Everyone in the room, with the exception of the ludicrously handsome Indian man in the front row, was nodding along.
And even back then, long before I had done anything of note, I knew there had to be a much better way.
Sadly, information like this is more common than the stuff I espouse.
And I realize it's because there IS a degree of sexiness related to the hustle, even if some people take it a bit too far.
It's very boring to say:
"Yeah, I worked 3 hours today and got more done than most people do in 8, all you need to do is just gradually increase your focus over the course of a decade and then you'll never have to worry about having enough time for yourself."
Instead, we hear constant messages like this:
"GOD I AM SO BUSY!! WHY PAYRENT WHEN I CAN LIVE AT THE OFFICE?!?! SLATHER ME WITH PRAAAAAIIISE!!!"
Most people will go with the second option. It's sexier, more exciting, and fools people into thinking that they're making progress, even if the direction they're going is backwards.
Being "busy" has become a badge of honor.
But you can't sustainably "do it all."
It's the idea that we HAVE to do it all RIGHT NOW that causes so many of our problems in the first place.
Oprah said it best: "You can have it all, just not all at once."
Picking the essential things, the right things, and pushing those levers and having plenty of time left over… that's the lifestyle I want, have achieved, and am always looking to refine.
And ironically, doing less actually leads to getting paid more, greater health, more time, higher quality work, a greater sense of accomplishment, and more happiness overall.
I'm not killing myself with my work and I never ever do crunch, and that unfortunately makes me a weirdo in the game industry.
Write down your ideal day
Here's an exercise for you to try to make sure you don't fall into these typical traps:
Write down your ideal day in extreme detail.

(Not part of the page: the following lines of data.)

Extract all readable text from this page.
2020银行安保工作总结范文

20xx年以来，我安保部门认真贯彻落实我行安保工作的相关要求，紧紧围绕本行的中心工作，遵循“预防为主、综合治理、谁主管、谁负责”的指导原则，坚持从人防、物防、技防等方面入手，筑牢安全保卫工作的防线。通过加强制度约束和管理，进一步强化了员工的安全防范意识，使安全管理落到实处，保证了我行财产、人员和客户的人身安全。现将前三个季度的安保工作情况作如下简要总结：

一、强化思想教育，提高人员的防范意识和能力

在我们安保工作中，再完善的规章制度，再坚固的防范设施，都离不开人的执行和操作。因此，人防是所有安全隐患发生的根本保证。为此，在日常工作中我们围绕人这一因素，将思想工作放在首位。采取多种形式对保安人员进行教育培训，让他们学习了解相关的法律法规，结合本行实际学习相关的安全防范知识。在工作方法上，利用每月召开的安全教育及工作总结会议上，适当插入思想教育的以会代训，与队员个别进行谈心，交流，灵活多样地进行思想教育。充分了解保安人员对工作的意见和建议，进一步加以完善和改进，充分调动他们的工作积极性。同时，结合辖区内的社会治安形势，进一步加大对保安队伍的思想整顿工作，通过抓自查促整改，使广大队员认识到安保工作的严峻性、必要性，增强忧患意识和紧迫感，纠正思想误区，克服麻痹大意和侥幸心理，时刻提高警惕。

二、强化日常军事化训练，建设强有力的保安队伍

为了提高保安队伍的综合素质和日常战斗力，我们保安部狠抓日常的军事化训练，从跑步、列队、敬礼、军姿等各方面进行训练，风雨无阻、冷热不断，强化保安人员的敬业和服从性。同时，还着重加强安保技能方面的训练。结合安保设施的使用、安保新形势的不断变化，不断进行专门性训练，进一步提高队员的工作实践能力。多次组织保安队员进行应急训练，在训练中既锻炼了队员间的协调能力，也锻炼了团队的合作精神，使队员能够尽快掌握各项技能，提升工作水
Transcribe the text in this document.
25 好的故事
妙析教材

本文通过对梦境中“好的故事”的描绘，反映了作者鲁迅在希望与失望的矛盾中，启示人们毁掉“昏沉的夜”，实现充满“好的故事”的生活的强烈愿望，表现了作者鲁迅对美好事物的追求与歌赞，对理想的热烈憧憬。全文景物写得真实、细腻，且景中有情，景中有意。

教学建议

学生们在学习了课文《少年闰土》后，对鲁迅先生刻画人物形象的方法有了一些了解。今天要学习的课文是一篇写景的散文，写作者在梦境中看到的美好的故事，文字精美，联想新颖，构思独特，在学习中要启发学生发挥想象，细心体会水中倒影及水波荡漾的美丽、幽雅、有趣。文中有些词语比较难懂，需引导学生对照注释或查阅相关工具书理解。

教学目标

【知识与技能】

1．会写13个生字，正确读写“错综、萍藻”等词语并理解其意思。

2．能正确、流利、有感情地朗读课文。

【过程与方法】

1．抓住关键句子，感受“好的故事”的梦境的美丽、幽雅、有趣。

What's your day like? Where do you work? When do you wake up? Where do you live? How long do you work for? What city are you in? What's the weather like? Do you exercise? What do you eat? When do you come home? What does home look like? Who do you live with? Do you have a hobby? Do you own 3,000,000 dogs?
Odds are, you're not going to write things down like "I'm always horribly sleep-deprived" or "I have zero time for friends and family."
When you read over this, you'll know very quickly what sort of work and life you want, and implicitly, what sorts of garbage you need to start cutting out to get to that ideal.
I did this exercise when I was still in school, and every single thing I wrote down (minus owning a dog, but that will change soon) ended up happening.
Maybe you'll realize that you want to cut out meetings, or never want to wake up early ever again.
Perhaps you'll realize that you've been spreading yourself too thin with dozens of different hobbies and haven't been getting the quiet "me time" that you desperately need to move forward.
Or it could be that your finally realize that your goal is to live in a Rapture-like city at the bottom of the sea with your 3,000,000 dogs.
Don't steal that one. That's my goal.
Now, none of this means that you can be ultra picky about all of your work if you're just starting out.
But it does provide a standard for you.
And having a clear standard to grow into is far more powerful than just saying things like "I want more time" or "I want better projects."
And it's that level of clarity that will allow you to build something incredible for yourself.
P.S. I'm in no way poo-pooing the Rooster Teeth Expo itself. I had a wonderful time there and would go back in a heartbeat.